[37]
You also took away at Lilybaeum whatever
silver vessels you chose from Marcus Caelius, a Roman knight, a most excellent young
man. You did not hesitate to take away the whole furniture, of Caius Cacurius, a
most active and accomplished man, and of the greatest influence in his city. You
took away, with the knowledge of every body, a very large and very beautiful table
of citron-wood from Quintus Lutatius Diodorus, who, owing to the kind exertion of
his interest by Quintus Catulus, was made a Roman citizen by Lucius Sulla. I do not
object to you that you stripped and plundered a most worthy imitator of yours in his
whole character, Apollonius, the son of Nico, a citizen of Drepanum, who is now called Aulus Clodius, of all
his exquisitely wrought silver plate;—I say nothing of that. For he does
not think that any injury has been done to him, because you came to his assistance
when he was a ruined man, with the rope round his neck, and shared with him the
property belonging to their father, of which he had plundered his wards at Drepanum.

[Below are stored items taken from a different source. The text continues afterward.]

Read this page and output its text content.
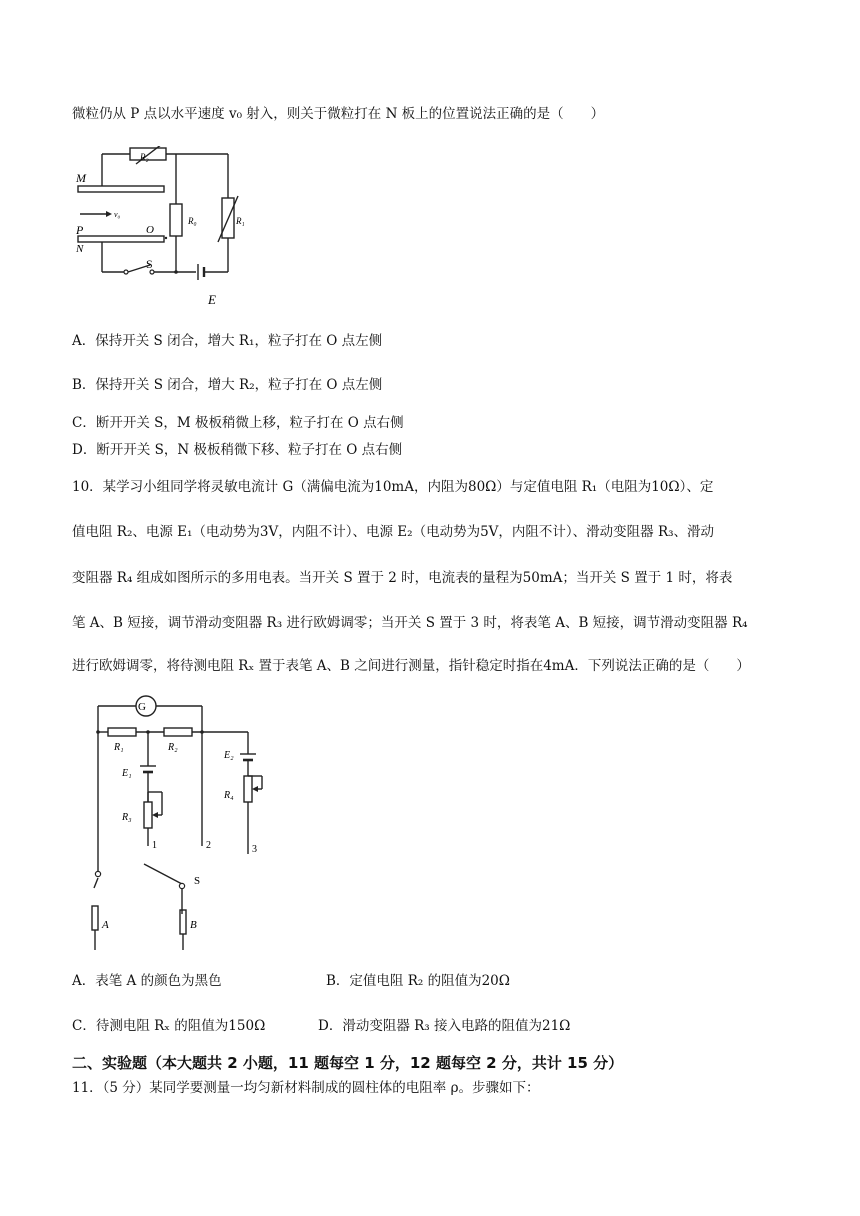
微粒仍从 P 点以水平速度 v₀ 射入，则关于微粒打在 N 板上的位置说法正确的是（　　）
M
P
N
v₀
O
R₂
R₀	R₁
S
E
A．保持开关 S 闭合，增大 R₁，粒子打在 O 点左侧
B．保持开关 S 闭合，增大 R₂，粒子打在 O 点左侧
C．断开开关 S，M 极板稍微上移，粒子打在 O 点右侧
D．断开开关 S，N 极板稍微下移、粒子打在 O 点右侧
10．某学习小组同学将灵敏电流计 G（满偏电流为10mA，内阻为80Ω）与定值电阻 R₁（电阻为10Ω）、定
值电阻 R₂、电源 E₁（电动势为3V，内阻不计）、电源 E₂（电动势为5V，内阻不计）、滑动变阻器 R₃、滑动
变阻器 R₄ 组成如图所示的多用电表。当开关 S 置于 2 时，电流表的量程为50mA；当开关 S 置于 1 时，将表
笔 A、B 短接，调节滑动变阻器 R₃ 进行欧姆调零；当开关 S 置于 3 时，将表笔 A、B 短接，调节滑动变阻器 R₄
进行欧姆调零，将待测电阻 Rₓ 置于表笔 A、B 之间进行测量，指针稳定时指在4mA．下列说法正确的是（　　）
G
R₁	R₂
E₁
R₃
E₂
R₄
1	2	3
S
A	B
A．表笔 A 的颜色为黑色	B．定值电阻 R₂ 的阻值为20Ω
C．待测电阻 Rₓ 的阻值为150Ω	D．滑动变阻器 R₃ 接入电路的阻值为21Ω
二、实验题（本大题共 2 小题，11 题每空 1 分，12 题每空 2 分，共计 15 分）
11．（5 分）某同学要测量一均匀新材料制成的圆柱体的电阻率 ρ。步骤如下：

I am even very glad if you took anything from him, and I say that nothing was ever
better done by you. But it certainly was not right that the statue of Apollo should
have been taken away from Lyso of Lilybaeum, I a most eminent man, with whom you had been staying as a
guest. But you will say that you bought it—I know that—for six
hundred sesterces. So I suppose: I know it, I say; I
will produce the accounts; and yet that ought not to have been done. Will you say
that the drinking vessels with emblems of Lilybaeum on them were, bought from Heius, the minor to whom
Marcellus is guardian, whom you had plundered of a large sum of money, or will you
confess that they were taken by force?